Author: Prof. Dr. med. Peter Altmeyer

All authors of this article

Last updated on: 29.10.2020

Dieser Artikel auf Deutsch

This section has been translated automatically.

Multiple traumas in children, especially infants, caused by maltreatment.

Clinical features
This section has been translated automatically.

Multiple haematomas due to bruising, bite marks or injuries that reflect an inorganic pattern. Also repeated multiple bone fractures, strangulation marks, atypical burns (e.g. from cigarettes), indications of sexual abuse.

Differential diagnosis
This section has been translated automatically.

This section has been translated automatically.
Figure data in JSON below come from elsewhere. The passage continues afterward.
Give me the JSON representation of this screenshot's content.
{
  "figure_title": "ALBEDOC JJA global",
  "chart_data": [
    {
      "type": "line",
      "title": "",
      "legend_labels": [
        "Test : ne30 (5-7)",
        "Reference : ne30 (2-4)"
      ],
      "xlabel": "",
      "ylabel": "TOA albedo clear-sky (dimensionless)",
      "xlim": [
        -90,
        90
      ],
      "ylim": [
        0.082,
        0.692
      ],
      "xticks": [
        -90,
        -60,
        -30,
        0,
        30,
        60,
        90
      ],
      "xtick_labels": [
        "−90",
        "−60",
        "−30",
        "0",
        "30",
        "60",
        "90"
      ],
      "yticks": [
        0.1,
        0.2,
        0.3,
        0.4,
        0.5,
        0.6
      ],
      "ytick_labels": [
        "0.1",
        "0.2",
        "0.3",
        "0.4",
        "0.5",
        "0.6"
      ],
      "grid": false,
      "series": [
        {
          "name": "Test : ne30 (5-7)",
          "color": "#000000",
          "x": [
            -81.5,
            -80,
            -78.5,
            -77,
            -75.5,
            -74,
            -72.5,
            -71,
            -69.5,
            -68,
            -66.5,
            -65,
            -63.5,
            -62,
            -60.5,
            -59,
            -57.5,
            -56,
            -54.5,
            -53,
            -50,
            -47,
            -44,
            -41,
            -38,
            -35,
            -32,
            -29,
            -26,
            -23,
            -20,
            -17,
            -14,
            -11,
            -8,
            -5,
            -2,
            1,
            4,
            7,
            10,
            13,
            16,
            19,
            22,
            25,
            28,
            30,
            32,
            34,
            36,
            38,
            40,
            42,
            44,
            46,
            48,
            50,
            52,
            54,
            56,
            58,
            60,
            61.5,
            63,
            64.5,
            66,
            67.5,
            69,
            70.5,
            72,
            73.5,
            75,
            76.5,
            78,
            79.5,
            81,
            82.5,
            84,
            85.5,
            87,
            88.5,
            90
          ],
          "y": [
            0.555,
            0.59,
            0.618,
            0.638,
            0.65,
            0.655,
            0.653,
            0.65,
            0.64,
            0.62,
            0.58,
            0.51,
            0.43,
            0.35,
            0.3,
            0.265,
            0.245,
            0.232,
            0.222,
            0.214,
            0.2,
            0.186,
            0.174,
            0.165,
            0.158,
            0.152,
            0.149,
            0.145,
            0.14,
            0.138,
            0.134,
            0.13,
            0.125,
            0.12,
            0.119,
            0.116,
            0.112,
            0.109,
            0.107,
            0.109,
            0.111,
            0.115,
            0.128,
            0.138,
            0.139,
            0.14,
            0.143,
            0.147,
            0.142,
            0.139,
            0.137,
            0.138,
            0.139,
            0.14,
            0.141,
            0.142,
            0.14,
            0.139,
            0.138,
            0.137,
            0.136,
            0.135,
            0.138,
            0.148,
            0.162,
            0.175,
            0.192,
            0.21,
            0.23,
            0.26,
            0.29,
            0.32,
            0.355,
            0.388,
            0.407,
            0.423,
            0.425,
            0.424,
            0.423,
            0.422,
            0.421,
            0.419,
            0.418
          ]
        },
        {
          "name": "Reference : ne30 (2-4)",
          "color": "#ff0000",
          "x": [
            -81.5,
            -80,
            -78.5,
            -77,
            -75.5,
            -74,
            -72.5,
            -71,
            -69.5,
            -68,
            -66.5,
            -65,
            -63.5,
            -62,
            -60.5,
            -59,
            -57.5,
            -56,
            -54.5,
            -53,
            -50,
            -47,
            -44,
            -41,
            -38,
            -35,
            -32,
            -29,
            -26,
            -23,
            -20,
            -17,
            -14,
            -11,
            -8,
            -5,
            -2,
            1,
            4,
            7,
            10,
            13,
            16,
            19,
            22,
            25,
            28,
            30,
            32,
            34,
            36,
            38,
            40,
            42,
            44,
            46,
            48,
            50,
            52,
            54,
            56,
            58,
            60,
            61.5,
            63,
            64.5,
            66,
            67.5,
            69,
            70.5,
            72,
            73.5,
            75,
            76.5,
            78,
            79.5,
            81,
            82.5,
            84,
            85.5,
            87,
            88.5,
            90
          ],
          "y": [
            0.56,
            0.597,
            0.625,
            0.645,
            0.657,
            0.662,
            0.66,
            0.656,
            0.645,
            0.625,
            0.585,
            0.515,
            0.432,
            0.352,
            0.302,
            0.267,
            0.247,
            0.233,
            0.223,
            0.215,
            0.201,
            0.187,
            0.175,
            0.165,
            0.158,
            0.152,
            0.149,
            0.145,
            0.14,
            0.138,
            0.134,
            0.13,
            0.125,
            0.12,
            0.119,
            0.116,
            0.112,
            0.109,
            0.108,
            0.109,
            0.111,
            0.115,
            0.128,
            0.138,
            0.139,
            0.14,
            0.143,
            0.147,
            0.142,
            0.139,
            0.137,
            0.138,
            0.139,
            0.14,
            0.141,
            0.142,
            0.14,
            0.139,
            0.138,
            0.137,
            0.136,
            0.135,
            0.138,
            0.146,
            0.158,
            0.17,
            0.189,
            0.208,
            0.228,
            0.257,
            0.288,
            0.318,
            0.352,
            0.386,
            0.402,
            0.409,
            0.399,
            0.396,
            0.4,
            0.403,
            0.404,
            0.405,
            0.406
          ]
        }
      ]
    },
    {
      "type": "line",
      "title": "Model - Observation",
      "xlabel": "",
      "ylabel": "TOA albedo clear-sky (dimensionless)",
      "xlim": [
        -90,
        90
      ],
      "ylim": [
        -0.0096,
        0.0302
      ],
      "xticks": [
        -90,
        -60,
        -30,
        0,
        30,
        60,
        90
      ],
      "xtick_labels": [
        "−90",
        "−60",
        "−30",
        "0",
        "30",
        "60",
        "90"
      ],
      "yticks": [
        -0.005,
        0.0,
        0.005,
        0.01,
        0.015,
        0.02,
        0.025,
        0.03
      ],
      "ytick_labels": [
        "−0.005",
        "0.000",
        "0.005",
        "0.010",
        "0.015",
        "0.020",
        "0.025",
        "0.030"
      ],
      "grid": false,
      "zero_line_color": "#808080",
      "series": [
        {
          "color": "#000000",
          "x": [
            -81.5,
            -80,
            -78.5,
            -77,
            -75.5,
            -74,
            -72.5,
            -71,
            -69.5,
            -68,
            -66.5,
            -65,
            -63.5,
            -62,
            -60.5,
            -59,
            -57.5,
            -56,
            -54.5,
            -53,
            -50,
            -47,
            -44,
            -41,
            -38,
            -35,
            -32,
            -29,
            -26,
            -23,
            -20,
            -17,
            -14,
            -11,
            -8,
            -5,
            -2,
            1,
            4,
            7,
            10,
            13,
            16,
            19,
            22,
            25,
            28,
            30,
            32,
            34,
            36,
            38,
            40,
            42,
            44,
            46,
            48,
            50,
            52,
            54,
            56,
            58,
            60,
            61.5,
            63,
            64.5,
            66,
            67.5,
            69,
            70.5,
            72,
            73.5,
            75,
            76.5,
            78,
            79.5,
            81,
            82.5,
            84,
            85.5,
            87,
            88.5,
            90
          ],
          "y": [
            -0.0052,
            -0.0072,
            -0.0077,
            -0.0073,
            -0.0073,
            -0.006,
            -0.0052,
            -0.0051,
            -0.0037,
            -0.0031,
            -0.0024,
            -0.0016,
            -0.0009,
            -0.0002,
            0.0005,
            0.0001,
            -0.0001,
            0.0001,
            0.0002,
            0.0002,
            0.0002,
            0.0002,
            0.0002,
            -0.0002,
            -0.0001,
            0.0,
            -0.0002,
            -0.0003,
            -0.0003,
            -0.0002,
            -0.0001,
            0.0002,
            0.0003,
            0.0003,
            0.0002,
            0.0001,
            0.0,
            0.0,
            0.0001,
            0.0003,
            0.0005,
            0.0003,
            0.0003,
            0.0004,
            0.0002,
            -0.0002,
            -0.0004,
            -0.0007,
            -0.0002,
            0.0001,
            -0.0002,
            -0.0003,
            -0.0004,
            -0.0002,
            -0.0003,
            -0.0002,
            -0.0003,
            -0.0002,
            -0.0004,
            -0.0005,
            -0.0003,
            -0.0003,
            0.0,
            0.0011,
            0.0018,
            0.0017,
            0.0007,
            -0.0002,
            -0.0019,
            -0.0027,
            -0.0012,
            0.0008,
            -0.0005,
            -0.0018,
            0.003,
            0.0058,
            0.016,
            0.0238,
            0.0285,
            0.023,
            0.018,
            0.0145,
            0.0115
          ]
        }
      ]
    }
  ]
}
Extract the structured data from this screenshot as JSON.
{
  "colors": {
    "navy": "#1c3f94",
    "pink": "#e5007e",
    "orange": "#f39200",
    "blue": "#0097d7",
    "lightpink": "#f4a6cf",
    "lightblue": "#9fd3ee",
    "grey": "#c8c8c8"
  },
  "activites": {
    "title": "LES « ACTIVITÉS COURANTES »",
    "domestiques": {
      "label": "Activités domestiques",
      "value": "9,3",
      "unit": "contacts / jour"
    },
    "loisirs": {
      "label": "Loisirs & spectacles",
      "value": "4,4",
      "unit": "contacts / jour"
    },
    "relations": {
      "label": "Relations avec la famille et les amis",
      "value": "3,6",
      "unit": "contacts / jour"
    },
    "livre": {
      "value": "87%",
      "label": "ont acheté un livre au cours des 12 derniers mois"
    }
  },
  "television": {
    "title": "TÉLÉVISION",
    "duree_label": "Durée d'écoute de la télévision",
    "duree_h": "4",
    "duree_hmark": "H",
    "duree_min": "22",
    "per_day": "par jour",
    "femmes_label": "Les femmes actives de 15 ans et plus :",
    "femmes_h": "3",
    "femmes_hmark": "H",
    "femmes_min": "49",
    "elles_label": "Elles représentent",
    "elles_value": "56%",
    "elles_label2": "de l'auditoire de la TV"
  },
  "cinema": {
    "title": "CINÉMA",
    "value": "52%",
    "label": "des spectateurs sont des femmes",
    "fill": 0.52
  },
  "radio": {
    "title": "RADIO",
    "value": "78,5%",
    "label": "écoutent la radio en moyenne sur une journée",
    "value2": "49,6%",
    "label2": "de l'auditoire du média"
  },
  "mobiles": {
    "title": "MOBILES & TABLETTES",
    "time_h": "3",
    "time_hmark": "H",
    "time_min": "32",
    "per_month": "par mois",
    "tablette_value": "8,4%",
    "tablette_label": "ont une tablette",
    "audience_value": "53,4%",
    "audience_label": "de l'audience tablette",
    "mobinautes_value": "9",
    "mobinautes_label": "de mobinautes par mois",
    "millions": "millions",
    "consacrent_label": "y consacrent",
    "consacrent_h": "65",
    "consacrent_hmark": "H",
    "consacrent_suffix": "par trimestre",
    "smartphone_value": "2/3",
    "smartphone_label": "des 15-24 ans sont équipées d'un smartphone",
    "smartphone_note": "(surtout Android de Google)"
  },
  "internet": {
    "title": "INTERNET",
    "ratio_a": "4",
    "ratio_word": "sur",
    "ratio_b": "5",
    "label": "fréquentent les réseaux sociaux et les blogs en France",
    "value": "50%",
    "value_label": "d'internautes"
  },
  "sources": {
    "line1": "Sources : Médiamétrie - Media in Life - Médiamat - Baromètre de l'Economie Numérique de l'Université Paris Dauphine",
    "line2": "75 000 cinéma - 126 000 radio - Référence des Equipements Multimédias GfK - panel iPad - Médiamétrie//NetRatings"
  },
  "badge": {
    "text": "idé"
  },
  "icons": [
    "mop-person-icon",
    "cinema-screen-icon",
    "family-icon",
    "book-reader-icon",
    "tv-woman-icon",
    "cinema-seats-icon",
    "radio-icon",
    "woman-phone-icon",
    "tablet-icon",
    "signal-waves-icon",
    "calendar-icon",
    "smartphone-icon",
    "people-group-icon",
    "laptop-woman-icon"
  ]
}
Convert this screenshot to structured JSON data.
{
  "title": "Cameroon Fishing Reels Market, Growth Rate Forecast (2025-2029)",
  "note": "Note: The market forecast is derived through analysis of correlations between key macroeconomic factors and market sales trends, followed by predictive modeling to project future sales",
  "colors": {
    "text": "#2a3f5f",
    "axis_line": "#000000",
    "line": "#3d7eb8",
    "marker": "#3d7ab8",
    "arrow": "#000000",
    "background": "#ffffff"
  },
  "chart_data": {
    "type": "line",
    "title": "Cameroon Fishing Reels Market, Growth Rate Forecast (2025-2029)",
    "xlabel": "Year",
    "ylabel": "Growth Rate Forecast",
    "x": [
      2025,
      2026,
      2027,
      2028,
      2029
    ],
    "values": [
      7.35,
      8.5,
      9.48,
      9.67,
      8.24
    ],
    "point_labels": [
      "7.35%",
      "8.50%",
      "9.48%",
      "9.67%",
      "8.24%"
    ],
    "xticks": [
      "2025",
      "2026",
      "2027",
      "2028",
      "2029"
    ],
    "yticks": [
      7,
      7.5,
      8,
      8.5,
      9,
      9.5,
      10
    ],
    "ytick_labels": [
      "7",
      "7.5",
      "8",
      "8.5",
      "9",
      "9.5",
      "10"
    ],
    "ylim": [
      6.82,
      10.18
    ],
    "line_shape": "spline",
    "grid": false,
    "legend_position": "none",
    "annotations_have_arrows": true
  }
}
Mistreatment as a cause of the physical condition of a child is often not clearly demonstrable. The proof is often made more difficult by the fact that the doctor usually has to communicate with the parents (possibly with the offender himself) about the course of events. In the following, steps are listed which the doctor should take if there is a justified reason for maltreatment:
  • Information and counselling: In most cities there are facilities that can serve as a contact point for the doctor as well as the person affected or contact persons. These are often connected to children's clinics.
  • Addresses and information can usually be obtained anonymously via the local youth welfare office without reporting the concrete suspicion.
  • In some cases, parents can be persuaded to visit special counselling centres, e.g. educational counselling centres.
  • Referral to a clinic: In an inpatient setting, there are more possibilities and time to clarify the suspicion of mistreatment.
  • Remember! Report the case to the Youth Welfare Office.

Incoming links (2)

Artifacts; Artifacts;

Outgoing links (3)

Artifacts; Hematoma; Incineration;


Please ask your physician for a reliable diagnosis. This website is only meant as a reference.